Nistal delivers her lyrics in a firm and clear rap and her message is only made stronger by the voices of the children from Peace Camp Houston who contributed chants of “Listen racist, we are in the struggle.”
“It helped guide the message of the song when I wrote it,” says Nistal of the children’s chants on the song. The video for “Estamos En La Lucha”, premiering here, features footage from protests in the city, their recording session at Peace Camp Houston and Nistal out on the road and performing on stage with the band in pre-COVID days.
“I feel like we are called to stand up and voice ourselves during this time, and really always, but this time is just so crucial to stand up for the things that you really believe in and that you really feel strongly about,” says Nistal adding, “It would almost be an injustice not to.”
The Free Radicals have always been open to collaborations and featured countless artists on their albums but with White Power Outage, they focused on collaborating with vocalists in particular.
“We wanted everybody to take it in their own direction,” says Cooper of the many collaborations on the album. “When we are making music, we are blending stuff just like a chef is going to try to incorporate different things. I’ve worked with so many of these folks in different contexts and to bring them together on an album is always such a pleasure.”
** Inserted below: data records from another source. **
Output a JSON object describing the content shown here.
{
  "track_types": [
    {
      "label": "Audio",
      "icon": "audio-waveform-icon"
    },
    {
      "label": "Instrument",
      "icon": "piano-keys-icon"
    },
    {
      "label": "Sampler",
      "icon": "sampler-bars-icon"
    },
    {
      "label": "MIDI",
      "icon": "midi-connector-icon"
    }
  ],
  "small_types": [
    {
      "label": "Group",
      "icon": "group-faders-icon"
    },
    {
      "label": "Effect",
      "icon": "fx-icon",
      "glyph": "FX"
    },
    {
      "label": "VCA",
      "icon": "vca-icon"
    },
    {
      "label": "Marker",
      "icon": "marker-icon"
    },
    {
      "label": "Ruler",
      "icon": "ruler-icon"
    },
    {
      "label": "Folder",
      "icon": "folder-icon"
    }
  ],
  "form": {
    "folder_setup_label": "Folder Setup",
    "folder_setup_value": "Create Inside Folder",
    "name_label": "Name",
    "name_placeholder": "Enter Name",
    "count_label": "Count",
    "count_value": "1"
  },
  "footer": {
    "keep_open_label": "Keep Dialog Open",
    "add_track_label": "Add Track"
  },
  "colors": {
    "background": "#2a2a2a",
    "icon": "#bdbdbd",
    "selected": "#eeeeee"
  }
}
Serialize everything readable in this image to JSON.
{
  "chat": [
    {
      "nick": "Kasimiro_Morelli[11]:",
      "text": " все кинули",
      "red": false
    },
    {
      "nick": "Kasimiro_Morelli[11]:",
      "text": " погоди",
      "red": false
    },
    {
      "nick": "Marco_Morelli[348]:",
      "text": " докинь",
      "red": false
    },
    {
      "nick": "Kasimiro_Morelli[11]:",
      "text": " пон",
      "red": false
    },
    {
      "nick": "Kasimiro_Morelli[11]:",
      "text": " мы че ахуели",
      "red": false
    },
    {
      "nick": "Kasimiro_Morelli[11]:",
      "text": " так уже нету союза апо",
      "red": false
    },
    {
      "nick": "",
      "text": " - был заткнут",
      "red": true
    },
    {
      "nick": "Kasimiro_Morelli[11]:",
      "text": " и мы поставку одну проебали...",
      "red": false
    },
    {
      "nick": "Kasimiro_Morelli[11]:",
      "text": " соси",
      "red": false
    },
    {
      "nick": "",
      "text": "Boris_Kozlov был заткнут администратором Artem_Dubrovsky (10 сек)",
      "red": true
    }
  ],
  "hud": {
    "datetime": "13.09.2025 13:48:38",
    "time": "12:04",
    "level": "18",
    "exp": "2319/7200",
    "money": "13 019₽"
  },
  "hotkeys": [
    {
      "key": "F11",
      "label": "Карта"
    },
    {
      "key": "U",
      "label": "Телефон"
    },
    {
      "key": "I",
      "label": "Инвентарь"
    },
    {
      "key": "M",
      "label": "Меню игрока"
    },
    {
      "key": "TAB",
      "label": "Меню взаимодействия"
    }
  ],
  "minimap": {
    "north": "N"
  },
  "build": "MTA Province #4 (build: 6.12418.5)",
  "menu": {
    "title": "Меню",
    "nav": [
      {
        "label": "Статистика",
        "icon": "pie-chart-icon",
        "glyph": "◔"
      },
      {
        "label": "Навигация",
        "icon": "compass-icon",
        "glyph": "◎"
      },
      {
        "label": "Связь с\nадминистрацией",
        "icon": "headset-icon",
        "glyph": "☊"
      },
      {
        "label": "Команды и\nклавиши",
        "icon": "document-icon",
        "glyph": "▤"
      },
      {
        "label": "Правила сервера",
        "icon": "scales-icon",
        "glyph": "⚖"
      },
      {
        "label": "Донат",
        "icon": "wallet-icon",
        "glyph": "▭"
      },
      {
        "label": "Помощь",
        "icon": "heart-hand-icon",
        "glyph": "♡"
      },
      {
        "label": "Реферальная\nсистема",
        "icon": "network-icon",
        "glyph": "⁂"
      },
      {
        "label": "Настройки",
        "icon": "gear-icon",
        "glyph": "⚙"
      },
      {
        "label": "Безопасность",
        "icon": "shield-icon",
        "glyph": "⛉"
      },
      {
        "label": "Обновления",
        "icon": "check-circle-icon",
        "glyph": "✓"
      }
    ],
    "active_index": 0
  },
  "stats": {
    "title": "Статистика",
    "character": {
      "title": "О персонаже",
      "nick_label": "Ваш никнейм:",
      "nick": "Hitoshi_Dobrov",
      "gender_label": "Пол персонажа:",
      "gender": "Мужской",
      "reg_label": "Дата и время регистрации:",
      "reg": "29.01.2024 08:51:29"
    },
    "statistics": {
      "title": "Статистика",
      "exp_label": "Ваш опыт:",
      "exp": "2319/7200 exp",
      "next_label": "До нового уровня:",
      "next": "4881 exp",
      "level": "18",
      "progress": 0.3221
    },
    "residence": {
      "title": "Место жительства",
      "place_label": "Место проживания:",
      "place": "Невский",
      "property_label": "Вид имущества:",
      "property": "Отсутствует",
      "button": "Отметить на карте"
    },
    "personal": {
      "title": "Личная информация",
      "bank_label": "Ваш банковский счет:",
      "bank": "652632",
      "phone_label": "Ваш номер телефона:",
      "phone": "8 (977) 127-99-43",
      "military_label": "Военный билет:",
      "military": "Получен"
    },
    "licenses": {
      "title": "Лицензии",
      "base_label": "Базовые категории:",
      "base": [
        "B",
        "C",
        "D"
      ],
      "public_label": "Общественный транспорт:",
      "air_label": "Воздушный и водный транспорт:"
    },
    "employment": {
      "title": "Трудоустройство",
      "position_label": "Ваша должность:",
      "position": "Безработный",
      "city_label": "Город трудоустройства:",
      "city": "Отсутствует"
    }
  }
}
White Power Outage brought together some of Houston’s finest vocalists including Kam Franklin, Arthur Yoria, Nosaprise, EQuality, D-Ology, Genesis Blu, Shrey Day and Brian is Ze but it also tapped two of the city's richest resources in jazz: Harry Sheppard and Damon Choice.
Sheppard and Choice are both seasoned vibraphonists. Sheppard, who is 92, played with Benny Goodman and Duke Ellington to name a few, and he continues to play frequently around town. Choice was a member of the Sun Ra Arkestra.
Though both men are a big part of Houston’s jazz legacy, they only met in recent years while playing a gig with Cooper. He recalls the moment where the two played alongside each other and chatted at that initial gig and describes how impressive it was to see them together. That day influenced this album as their twinkling vibraphones can be heard sprinkled throughout adding a light touch to the heavy subjects.
White Power Outage was initially planned to be released in March with many supporting SXSW gigs but due to COVID-19, all plans got pushed aside and the band has been focusing on making and releasing videos and digital content.
Though the project was delayed, it is almost better timing to release this work now. Hopefully this album pushes those who were undecided to get up and vote at a time when so many issues are at stake. White Power Outage is a reminder that people are connected at a time when it can feel that we are all divided.
“You never know which current is going to kick stuff up,” says Cooper of the recent shifts in society. “You just gotta know that that's your chance to get a message out for a little while because that window is going to close again.”